Anorexia is an insidious dis-ease afflicting an ever increasing number of young people, girls in particular. It can be genetically pre-disposed, or reactive to chemical imbalance, but in my clinical experience it is most often related to sexuality and in the case of girls, the trauma of entering the sea of adolescence without the rudder of  social/emotional support.  Often a family affair, anorexia strikes the daughter who has being valued as being "good;" that is not rebellious, experimental, or securely individuated. Fearing the parental disapproval that inevitably accompanies adolescent rebellion, the girl chooses a secret weapon, one that she considers safe; food. After all, if she can control what she puts into her mouth, then she expects to be the victor in the power struggle.  Sadly, and too swiftly, food ceases to be an effective weapon, but rather the girl's own enemy. Once the struggle is internalised the voice of the controlling/restrictive self becomes so strong, that the girl succumbs. For those looking in at this dis-ease, it is almost impossible to comprehend. It doesn't make any sense: it is illogical, dangerous, even fatal. In my book Finding Artemisia, the inner world of anorectic thinking is revealed by Artemisia, a desperate, anorectic girl, barely 14, who shares her thoughts through her scrap book, the Oracle, which she hopes will help other girls recover, even though she has given up on her own life.

Saturday 21 January 2012

Blurbing in space

In this age of cyber space , telling your story in a few words is a modern art form. Only at home around the dinner table, in front of the fire, over coffee can we really share our stories. So reducing the vast world of my book, Finding Artemisia-a journey into ancient women's business, to a back page blurb is a challenge. Ironically the journey takes the reader into a world where story telling is still an ancient art, but you  have to read the book to get there. So for now may I tempt you with this humble attempt at enticing you into that world by sharing the back cover blurb:

When psychologist, Dr Diana Verdi sets off to Central Australia to attend an international conference, she takes some very weighty baggage with her: the recent loss of her mother, a fraught relationship with her father and a floundering marriage. At the same time Artemisia, her fourteen year old patient, critically ill with anorexia, has disappeared.
Miles from nowhere, in the middle of the desert, Diana finds herself participating in ancient women’s ceremonies, under the watchful guidance of Aunty Millie, an indigenous elder skilled in traditional healing.
At first Diana resists the old woman’s mysterious ways, but eventually the power of the ancient culture breaks through. Diana’s relationships, both personal and professional, begin to take on a new light and by the time she leaves the desert women Diana realises they hold the key to Artemisia’s healing.
Desperate to impart the traditional women’s wisdom Diana returns home, but Artemisia is still missing.
Will she find the girl in time to impart what she has discovered?

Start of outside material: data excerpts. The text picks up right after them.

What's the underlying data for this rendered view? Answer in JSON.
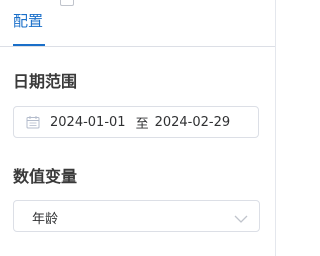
{
  "tabs": [
    {
      "label": "配置",
      "active": true
    }
  ],
  "sections": {
    "date_range": {
      "title": "日期范围",
      "start": "2024-01-01",
      "separator": "至",
      "end": "2024-02-29",
      "icon": "calendar-icon"
    },
    "numeric_variable": {
      "title": "数值变量",
      "selected": "年龄",
      "icon": "chevron-down-icon"
    }
  },
  "colors": {
    "accent": "#1a6fc9",
    "border": "#dcdfe6",
    "title": "#3a3a3a"
  }
}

Are you ready to take the journey?

Saturday 14 January 2012

face book and breast feeding

It's fascinating to see that facebook actually censored photos of beautiful babies nursing at the breasts of their mothers.  In such a visually pornographic world, it is so refreshing to see breasts being shown  fulfilling their natural purpose. Modern women need to be honoured and supported for their valuable roles as child bearers  and nurturers. Women must be able to feed their children in public and NOT feel ashamed or embarrassed about doing so; it is essential to their health and that of their children.  

Thursday 12 January 2012

Finding Artemisia

I'm really excited to be in the last throws of getting my book, Finding Artemisia-a journey into ancient women's business, off the press. I can't wait to see how the cover is coming along. So much for the old addage you can't judge a book by its cover. So many of us are attracted to a book by its cover; its colour, its touch. And I want my cover to give the reader a feel for what is inside: a rich, textured journey of up and down shapes, of beauty, depth and majesty- like a woman's body, curvaceous, mysterious, changing in the light and shadows, swelling in the rain. I want my cover to feel like a woman's body because my book is a journey for women, taking them back into their wildness and out of the trap of body image.